Full stack with lots of features written in bash
This is still in testing! I am not a professional coder so expect some typos and not-efficient approaches so don't blame me :)
Features to be added
- Alpine Linux support
- ÈS security option (optional)
- Logstash (optional)
- ES Fleet Server + Agent (optional)
- Beats (optional)
It is currently tested on Debian/Ubuntu and Centos/Redhat. Alpine Linux support will be added too.
The main goal is to create a backend data-lake for various purposes for people who struggle and do not want involve themselves with complex choices and tunings. There is also an optional content to be enabled for Vectra Stream Platform.
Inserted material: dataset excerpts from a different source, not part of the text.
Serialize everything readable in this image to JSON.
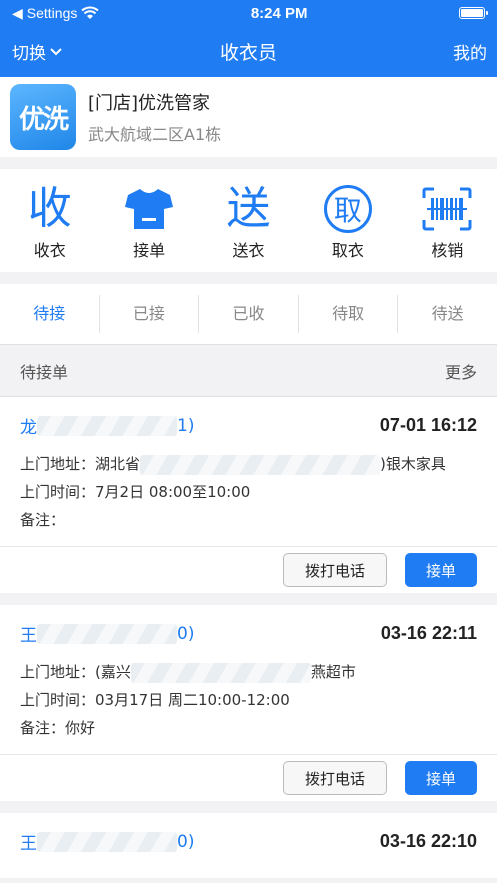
{
  "status": {
    "carrier": "Settings",
    "time": "8:24 PM"
  },
  "nav": {
    "switch_label": "切换",
    "title": "收衣员",
    "mine_label": "我的"
  },
  "store": {
    "logo_text": "优洗",
    "name": "[门店]优洗管家",
    "address": "武大航域二区A1栋"
  },
  "actions": [
    {
      "label": "收衣",
      "glyph": "收",
      "icon": "receive-icon"
    },
    {
      "label": "接单",
      "glyph": "",
      "icon": "tshirt-icon"
    },
    {
      "label": "送衣",
      "glyph": "送",
      "icon": "deliver-icon"
    },
    {
      "label": "取衣",
      "glyph": "取",
      "icon": "pickup-icon"
    },
    {
      "label": "核销",
      "glyph": "",
      "icon": "barcode-scan-icon"
    }
  ],
  "tabs": [
    {
      "label": "待接",
      "active": true
    },
    {
      "label": "已接",
      "active": false
    },
    {
      "label": "已收",
      "active": false
    },
    {
      "label": "待取",
      "active": false
    },
    {
      "label": "待送",
      "active": false
    }
  ],
  "section": {
    "title": "待接单",
    "more": "更多"
  },
  "orders": [
    {
      "name_start": "龙",
      "name_end": "1)",
      "time": "07-01 16:12",
      "address_label": "上门地址：",
      "address_start": "湖北省",
      "address_end": ")银木家具",
      "visit_label": "上门时间：",
      "visit_time": "7月2日 08:00至10:00",
      "note_label": "备注：",
      "note": ""
    },
    {
      "name_start": "王",
      "name_end": "0)",
      "time": "03-16 22:11",
      "address_label": "上门地址：",
      "address_start": "(嘉兴",
      "address_end": "燕超市",
      "visit_label": "上门时间：",
      "visit_time": "03月17日 周二10:00-12:00",
      "note_label": "备注：",
      "note": "你好"
    },
    {
      "name_start": "王",
      "name_end": "0)",
      "time": "03-16 22:10"
    }
  ],
  "buttons": {
    "call": "拨打电话",
    "accept": "接单"
  }
}
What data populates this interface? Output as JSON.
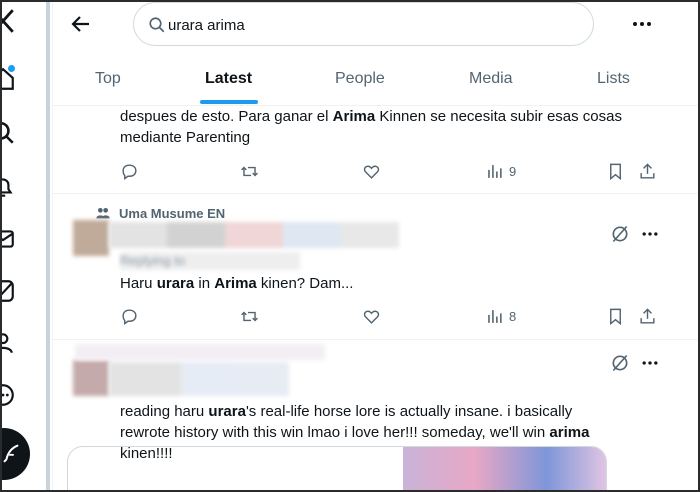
{
  "search": {
    "query": "urara arima"
  },
  "tabs": [
    {
      "label": "Top",
      "active": false
    },
    {
      "label": "Latest",
      "active": true
    },
    {
      "label": "People",
      "active": false
    },
    {
      "label": "Media",
      "active": false
    },
    {
      "label": "Lists",
      "active": false
    }
  ],
  "tweets": [
    {
      "text_lines": [
        [
          "despues de esto. Para ganar el ",
          "Arima",
          " Kinnen se necesita subir esas cosas"
        ],
        [
          "mediante Parenting"
        ]
      ],
      "views": "9"
    },
    {
      "social_context": "Uma Musume EN",
      "reply_hint": "Replying to",
      "text_parts": [
        "Haru ",
        "urara",
        " in ",
        "Arima",
        " kinen? Dam..."
      ],
      "views": "8"
    },
    {
      "text_lines": [
        [
          "reading haru ",
          "urara",
          "'s real-life horse lore is actually insane. i basically"
        ],
        [
          "rewrote history with this win lmao i love her!!! someday, we'll win ",
          "arima"
        ],
        [
          "kinen!!!!"
        ]
      ]
    }
  ],
  "colors": {
    "accent": "#1d9bf0",
    "text": "#0f1419",
    "muted": "#536471",
    "border": "#eff3f4"
  },
  "icons": [
    "x-logo-icon",
    "home-icon",
    "search-icon",
    "bell-icon",
    "mail-icon",
    "grok-icon",
    "profile-icon",
    "more-circle-icon",
    "compose-icon",
    "back-arrow-icon",
    "more-icon",
    "reply-icon",
    "retweet-icon",
    "like-icon",
    "views-icon",
    "bookmark-icon",
    "share-icon",
    "grok-slash-icon",
    "community-icon"
  ]
}
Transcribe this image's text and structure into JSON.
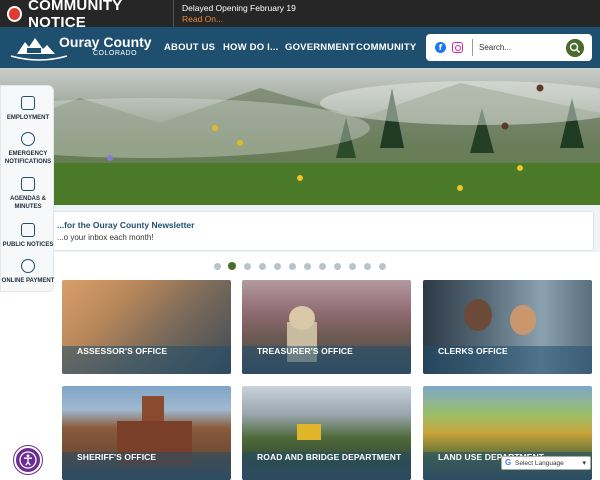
{
  "notice": {
    "title": "COMMUNITY NOTICE",
    "text": "Delayed Opening February 19",
    "link": "Read On..."
  },
  "header": {
    "logo_name": "Ouray County",
    "logo_sub": "COLORADO",
    "nav": [
      "ABOUT US",
      "HOW DO I...",
      "GOVERNMENT",
      "COMMUNITY"
    ],
    "search_placeholder": "Search..."
  },
  "newsletter": {
    "title": "...for the Ouray County Newsletter",
    "subtitle": "...o your inbox each month!"
  },
  "slider": {
    "dot_count": 12,
    "active_index": 1
  },
  "quick_links": [
    {
      "label": "EMPLOYMENT",
      "icon": "briefcase-icon"
    },
    {
      "label": "EMERGENCY NOTIFICATIONS",
      "icon": "chat-alert-icon"
    },
    {
      "label": "AGENDAS & MINUTES",
      "icon": "calendar-icon"
    },
    {
      "label": "PUBLIC NOTICES",
      "icon": "book-icon"
    },
    {
      "label": "ONLINE PAYMENT",
      "icon": "card-payment-icon"
    }
  ],
  "tiles": [
    {
      "label": "ASSESSOR'S OFFICE"
    },
    {
      "label": "TREASURER'S OFFICE"
    },
    {
      "label": "CLERKS OFFICE"
    },
    {
      "label": "SHERIFF'S OFFICE"
    },
    {
      "label": "ROAD AND BRIDGE DEPARTMENT"
    },
    {
      "label": "LAND USE DEPARTMENT"
    }
  ],
  "translate": {
    "label": "Select Language"
  },
  "colors": {
    "brand_blue": "#1f4f6e",
    "accent_green": "#4a6b2e",
    "notice_red": "#e03a2f"
  }
}
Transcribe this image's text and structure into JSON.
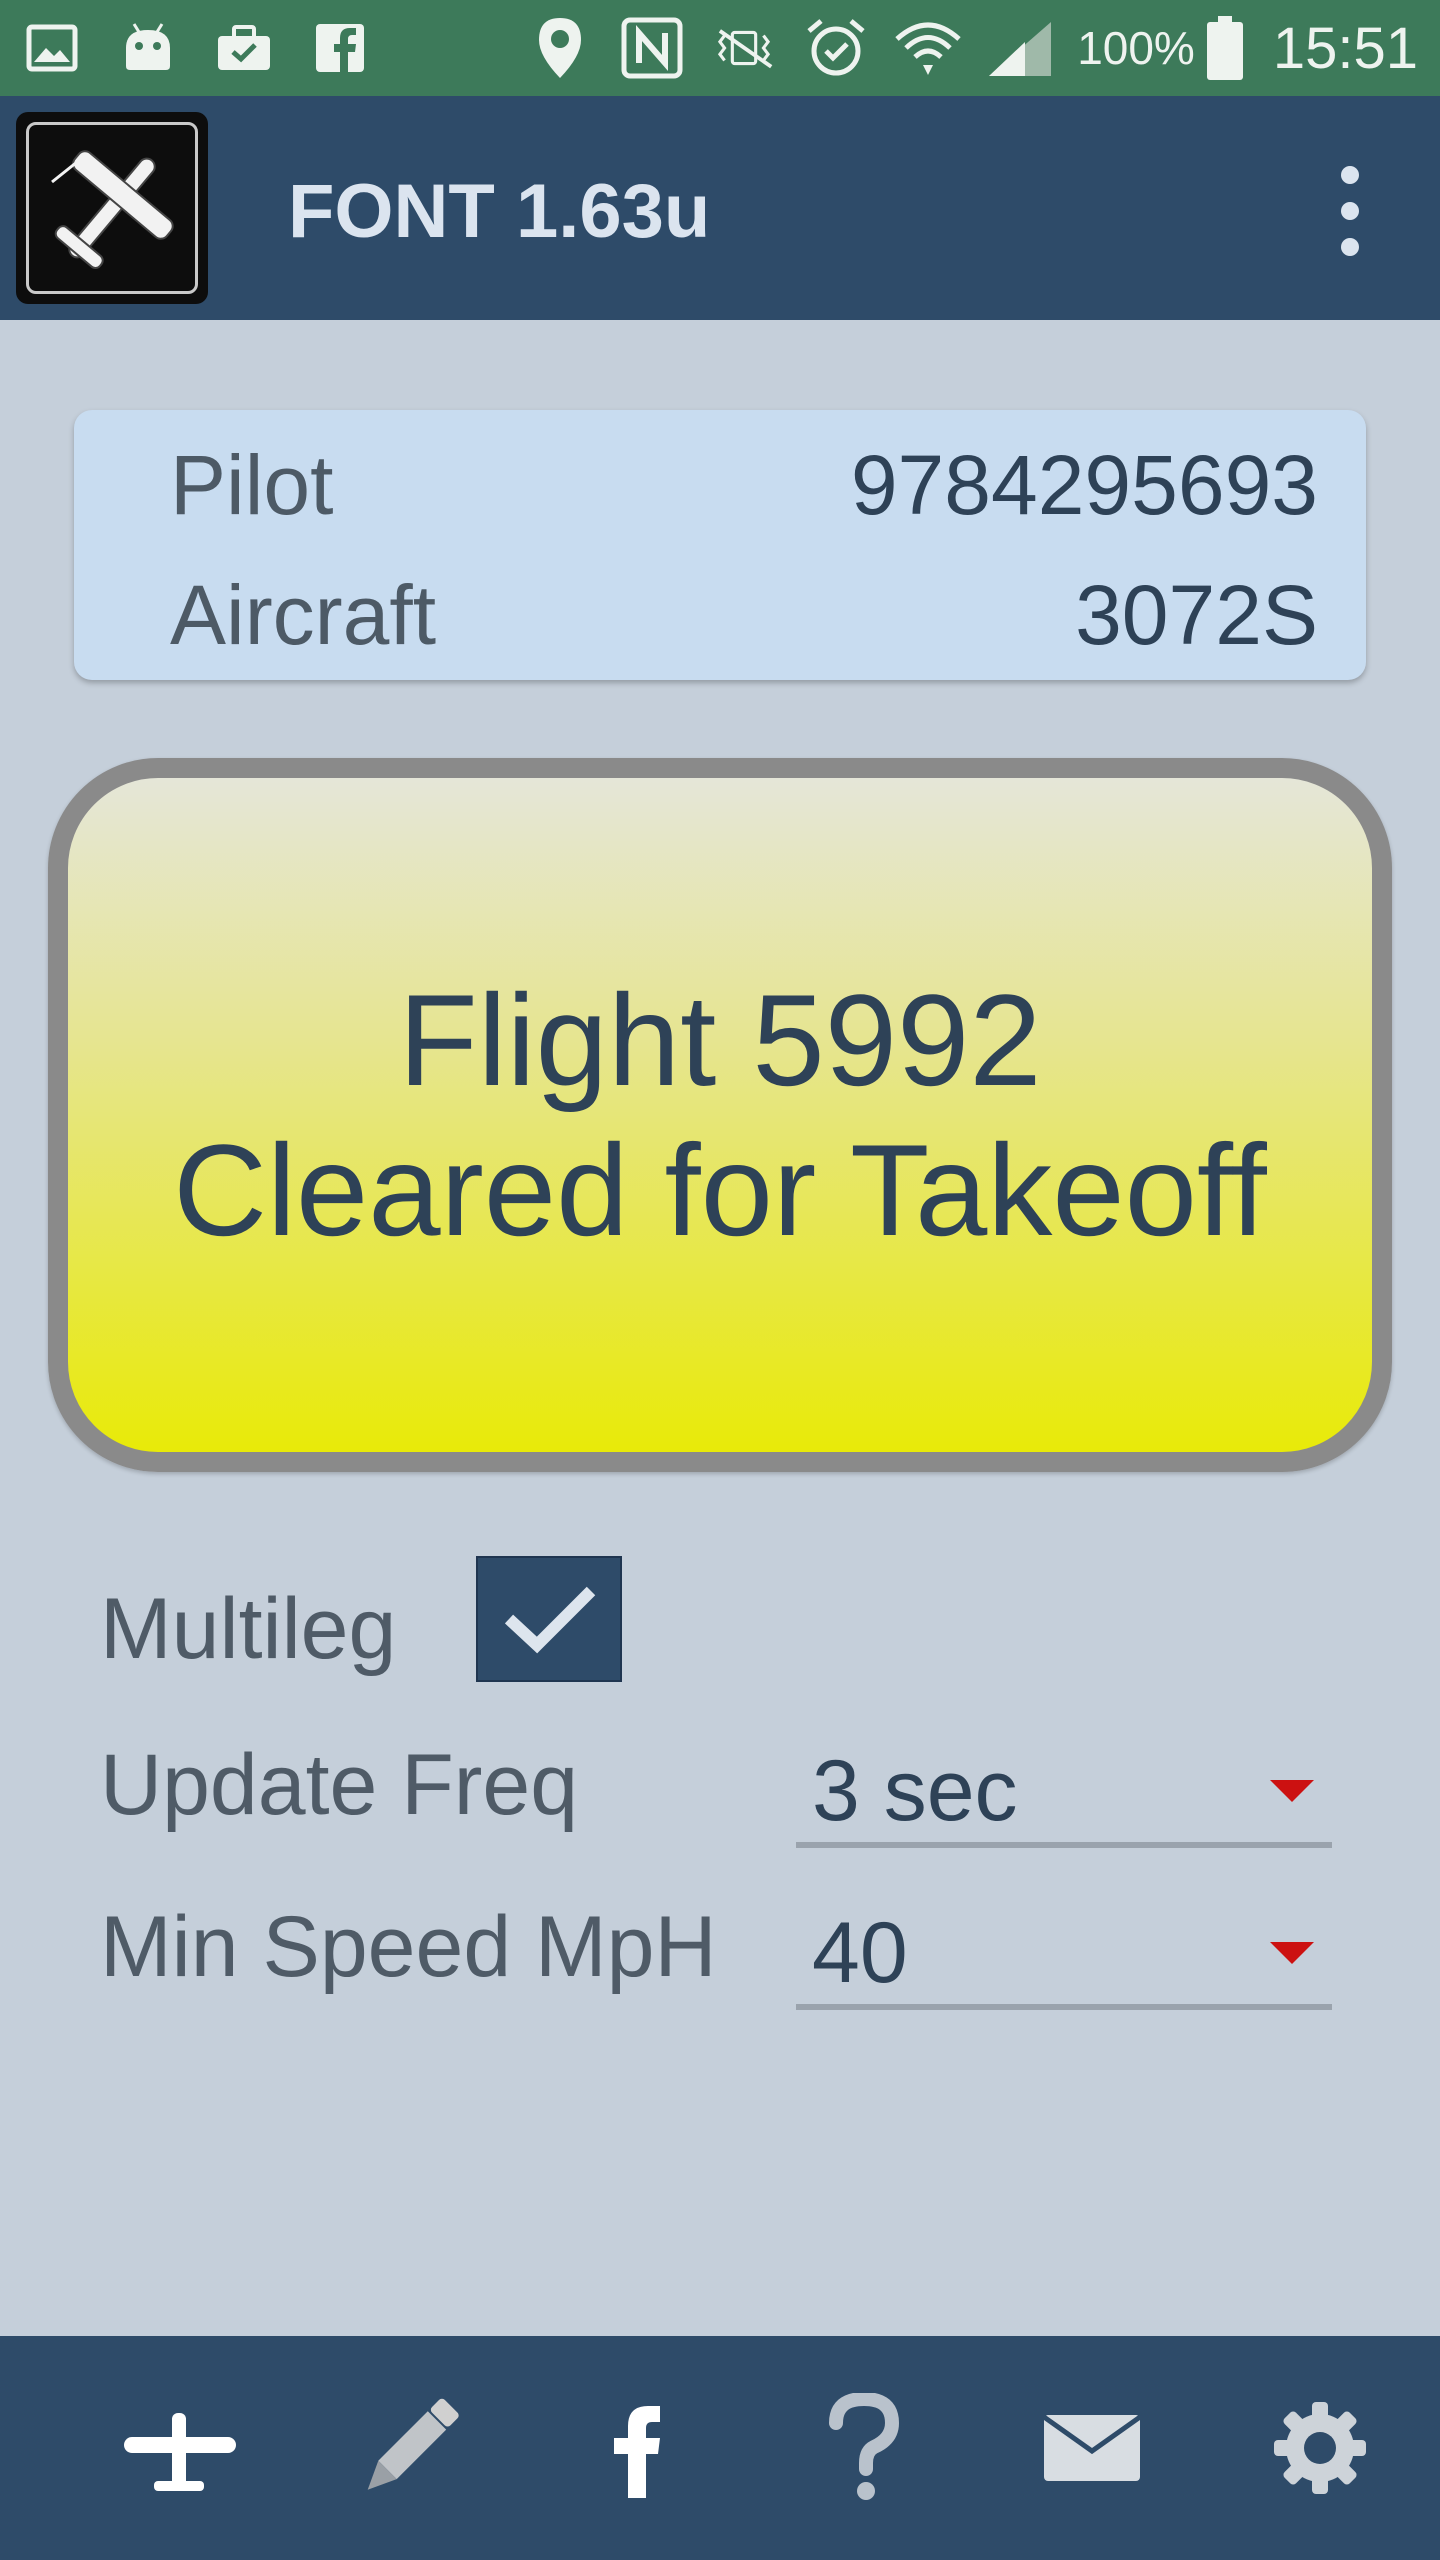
{
  "status_bar": {
    "battery_percent": "100%",
    "time": "15:51",
    "icons": [
      "gallery-icon",
      "android-icon",
      "briefcase-icon",
      "facebook-icon",
      "location-pin-icon",
      "nfc-icon",
      "vibrate-off-icon",
      "alarm-icon",
      "wifi-icon",
      "signal-icon",
      "battery-icon"
    ]
  },
  "app_bar": {
    "title": "FONT 1.63u",
    "logo_icon": "airplane-logo-icon",
    "menu_icon": "overflow-menu-icon"
  },
  "info_card": {
    "pilot_label": "Pilot",
    "pilot_value": "9784295693",
    "aircraft_label": "Aircraft",
    "aircraft_value": "3072S"
  },
  "status_button": {
    "line1": "Flight 5992",
    "line2": "Cleared for Takeoff"
  },
  "settings": {
    "multileg_label": "Multileg",
    "multileg_checked": true,
    "update_freq_label": "Update Freq",
    "update_freq_value": "3 sec",
    "min_speed_label": "Min Speed MpH",
    "min_speed_value": "40"
  },
  "bottom_nav": {
    "items": [
      "airplane-icon",
      "pencil-icon",
      "facebook-icon",
      "help-icon",
      "mail-icon",
      "settings-icon"
    ]
  },
  "colors": {
    "status_bar": "#3d7a5a",
    "app_bar": "#2e4b69",
    "background": "#c5cfda",
    "card": "#c8dcf0",
    "button_top": "#e5e6d8",
    "button_bottom": "#e8ea08",
    "spinner_arrow": "#cc1111"
  }
}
I also tried to add an automatic sizing calculation for Vectra Stream output so during the planning, the system will automatically calculate the required storage space and warn you if something is wrong.
I tried to make Elasticsearch Cluster deployment flexible and simple therefor I have decided to use docker environment with some additional flavors. The challenges during a standart ES Cluster deployment are
- System tunings
- Memory assignments
- Storage issues
- Planning
- Performance
- Security
Several components have been used in this stack.
- Fluent-Bit (as ETL)
- HAProxy (load balancing and reverse proxy)
- Dozzle (container monitoring)
- Portainer (container management)
- Kibana
- Elasticsearch Nodes
Because this is a closed environment, I did not enable security in ES side so everything is working on http but HAProxy is used for reverse proxying and I have implemented a http basic authentication with a self-signed certificate. It is possible to create CSR and sign it with your local CA and then import back into stack host or you can directly put your PEM certificate into it. You can also add your own authentication mechanism into haproxy.cfg like mTLS, Oath2, etc. since every conf file of each component will be placed into the same folder for easier management. You can even directly edit the file within this script. Keep in mind that every component's config file can be modified through menus during runtime.
When you call one of these URLs below, it will ask for user/password. Default credential:
username: admin
password: Elastic123!
HAProxy Stats (realtime metrics)
https://<HOST IP/FQDN>/stats
Dozzle (container monitoring)
https://<HOST IP/FQDN>/dozzle
Portainer
https://<HOST IP/FQDN>:1443
Kibana
https://<HOST IP/FQDN>
RAW TCP Listener (can be changed)
<HOST IP/FQDN>:9009
These directories below are selected for testing. The script will offer you to choose each storage destination individually so you can easily separate different data tiers into different mounts of OS by using local, SMB, NFS, etc.
You can easily access every config file from a single directory so if you want to change or add something, you just need to restart it container. By default after a config file modification, the script will ask for if you want to restart the related container.
I preferred Fluent-Bit rather than Logstash as it is really lightweight, very high performance with a very small memory footprint. For my needs, Fluent-Bit is more than enough but feel free to implement your own Logstash instance.
As you can see from the topology below, HAProxy will also provide load balancing across ES hot nodes. I did not prefer ingest nodes because I do not need pipeline operations. The HAProxy conf file will be automatically generated according to the number of hot nodes.
Keep in mind that, every config file will be dynamically generated according to you choices prior to deployment. These choices can be done through menus.
When you run the script, everything is quite straightforward and you can navigate yourself through menus. You may want to read the warnings in some menus and act accordingly. Unless you choose deployment option in Elasticsearch menu, you can change your deployment plan and the script will deploy automatically.
As I mentioned, this is a simple script (but more than 3K lines), its main purpose is to make life easier. I believe with no or just a few minor changes, you can even use it for your production environments too. Since Docker is a very solid environment and if you have a sufficient host with some cpu, mem and disk io/speed, it will handle lots of data and EPS rates.